THE main difference between the true detective story and the mystery narrative of imagination is that the writer of the latter outlines his various threads, his successive climaxes, and the final unmasking of the guilty person before he puts his pen to paper. His reader has always the pleasant assurance that at the close of the story the tangled clues will be more or less plausibly explained, and justice presumably satisfied. In the chronicle of real life, the detective is not always so ingenious or the criminal so obliging. In the present instance, much as I would like to answer the curiosity of my reader — and incidentally that of the police, I must confess that the explanation of the tragic event of Archer Road is still as baffling a mystery as on that November morning when the news first thrilled headquarters.

       The vicinity of the crime was searched literally with a fine comb — but with no avail. If there was in truth a double murder in the shadowy automobile, the body of the second victim had vanished as completely as though it had been whisked into thin air. Nor of the fugitive "Mr. Dove" has there been a trace — unless the belated evidence of the residents of Morris, Illinois, a village twenty miles distant from the crime, is to be taken as a hint. On the morning following the murder, a mysterious stranger, hugging a small suit case, appeared at the Morris tavern, endeavored ineffectually to engage a livery horse, and vanished as abruptly as he had appeared. The stories of the villagers tallied more or less closely with the general description of the missing man, as gathered at the taxicab stand.

       Whether the evidence at Morris is to be taken as a clew of "Mr. Dove's" trail, whether he was a victim of a double crime and not the assassin, and finally the motive of the murder, whether it claimed one or two persons, are questions which remain among the unanswered riddles of the Chicago police force.

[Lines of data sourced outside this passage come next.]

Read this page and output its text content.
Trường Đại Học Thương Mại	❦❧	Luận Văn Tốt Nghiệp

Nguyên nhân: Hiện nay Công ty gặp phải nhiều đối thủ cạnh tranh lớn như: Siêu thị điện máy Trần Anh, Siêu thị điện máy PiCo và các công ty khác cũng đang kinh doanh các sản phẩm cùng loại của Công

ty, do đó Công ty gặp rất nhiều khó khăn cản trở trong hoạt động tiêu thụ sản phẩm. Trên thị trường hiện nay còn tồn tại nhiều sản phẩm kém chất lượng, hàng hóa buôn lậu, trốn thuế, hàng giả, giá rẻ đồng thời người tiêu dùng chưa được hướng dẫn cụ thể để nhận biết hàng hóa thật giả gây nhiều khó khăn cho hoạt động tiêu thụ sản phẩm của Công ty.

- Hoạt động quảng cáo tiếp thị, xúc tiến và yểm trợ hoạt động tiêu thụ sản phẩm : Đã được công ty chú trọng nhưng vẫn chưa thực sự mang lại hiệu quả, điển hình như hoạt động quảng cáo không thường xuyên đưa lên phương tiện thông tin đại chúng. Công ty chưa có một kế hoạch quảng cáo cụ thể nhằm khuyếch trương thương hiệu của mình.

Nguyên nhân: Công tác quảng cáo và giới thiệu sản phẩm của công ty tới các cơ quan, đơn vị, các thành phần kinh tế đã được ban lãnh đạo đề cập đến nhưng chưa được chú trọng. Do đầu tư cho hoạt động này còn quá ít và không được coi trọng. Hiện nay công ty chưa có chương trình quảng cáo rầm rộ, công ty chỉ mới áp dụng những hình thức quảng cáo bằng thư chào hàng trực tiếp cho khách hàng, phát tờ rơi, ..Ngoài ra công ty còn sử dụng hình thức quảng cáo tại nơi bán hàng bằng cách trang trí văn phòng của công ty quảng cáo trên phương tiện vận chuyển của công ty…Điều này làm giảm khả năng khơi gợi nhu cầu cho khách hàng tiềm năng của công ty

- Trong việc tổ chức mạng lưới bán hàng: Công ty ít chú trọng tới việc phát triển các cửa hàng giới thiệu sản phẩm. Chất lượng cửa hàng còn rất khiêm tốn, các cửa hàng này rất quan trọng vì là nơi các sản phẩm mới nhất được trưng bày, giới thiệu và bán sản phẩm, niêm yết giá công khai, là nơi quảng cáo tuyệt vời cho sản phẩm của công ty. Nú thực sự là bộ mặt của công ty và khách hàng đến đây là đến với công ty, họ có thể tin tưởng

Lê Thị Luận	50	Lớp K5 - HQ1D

Frankly I must admit my complete inability to answer them. That my first theory is correct, however, and that the death car held three persons I am confident. Some day, perhaps, a dying confession will tell the truth.

 
WHAT became of Margaret Johnson, the waitress, or the imperious Miss Hale I don't know. I have often wondered.

       It was, perhaps, a month after the events I have described that I received a box of gloves with the Chief's card. Enclosed was a characteristic note:

       "You will remember that I said advertising will find three criminals out of five. I allowed myself a margin of two failures."

       Wily chief! But then I never did believe in rubbing it in! And, besides, I had failed myself!